Shy mice not bold enough to try different types of food could survive poisoning attempts by the NSW government and form a second plague, says an academic from the University of Sydney.
Conservation biologist Peter Banks says shy mice often avoid “strange-looking pieces of grain” and thus successfully avoid poisonous bait.
The NSW government on Thursday announced it had sought permission from the Australian Pesticides and Veterinary Medicines Authority to deploy 5000 litres of one of the world’s most effective rat poisons, anticoagulant bromadiolone, to stop the mice plague.

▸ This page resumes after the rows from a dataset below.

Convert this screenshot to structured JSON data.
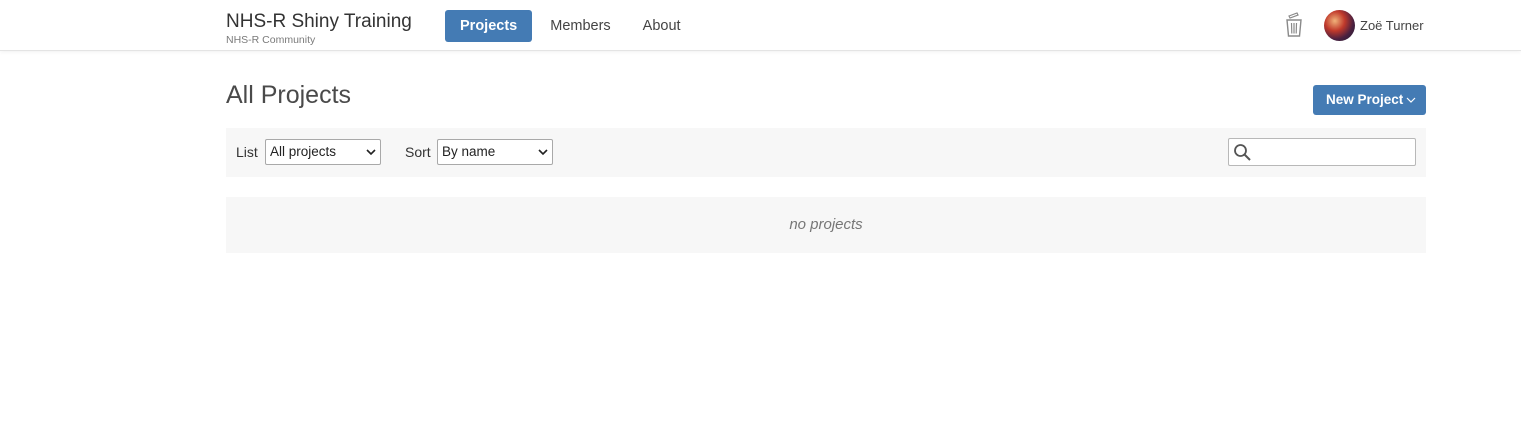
{
  "brand": {
    "title": "NHS-R Shiny Training",
    "subtitle": "NHS-R Community"
  },
  "nav": {
    "items": [
      {
        "label": "Projects",
        "active": true
      },
      {
        "label": "Members"
      },
      {
        "label": "About"
      }
    ]
  },
  "header": {
    "trash_icon": "trash-icon",
    "user_name": "Zoë Turner"
  },
  "page": {
    "title": "All Projects",
    "new_project_label": "New Project"
  },
  "filters": {
    "list_label": "List",
    "list_value": "All projects",
    "sort_label": "Sort",
    "sort_value": "By name",
    "search_placeholder": "",
    "search_value": ""
  },
  "list": {
    "empty_text": "no projects"
  },
  "colors": {
    "accent": "#447bb4",
    "panel": "#f7f7f7"
  }
}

While the chemical is likely to kill the majority of mice ravaging regional NSW, there will be those who say “no thanks”, Professor Banks said. “It’ll smell funny, it’ll taste funny and there will be some individuals that will say, ‘I’m not going to go for that and I’ll take my choices elsewhere.”
Professor Banks has researched behavioural patterns of mice by exposing them to challenges, including new environments, to test how they respond.
“It’s not like you’ve got the psychopath or the narcissist, but rather we measure them on a spectrum. We call the ones who are more exploratory the bolder types whereas the ones who hang around the wall are shyer.”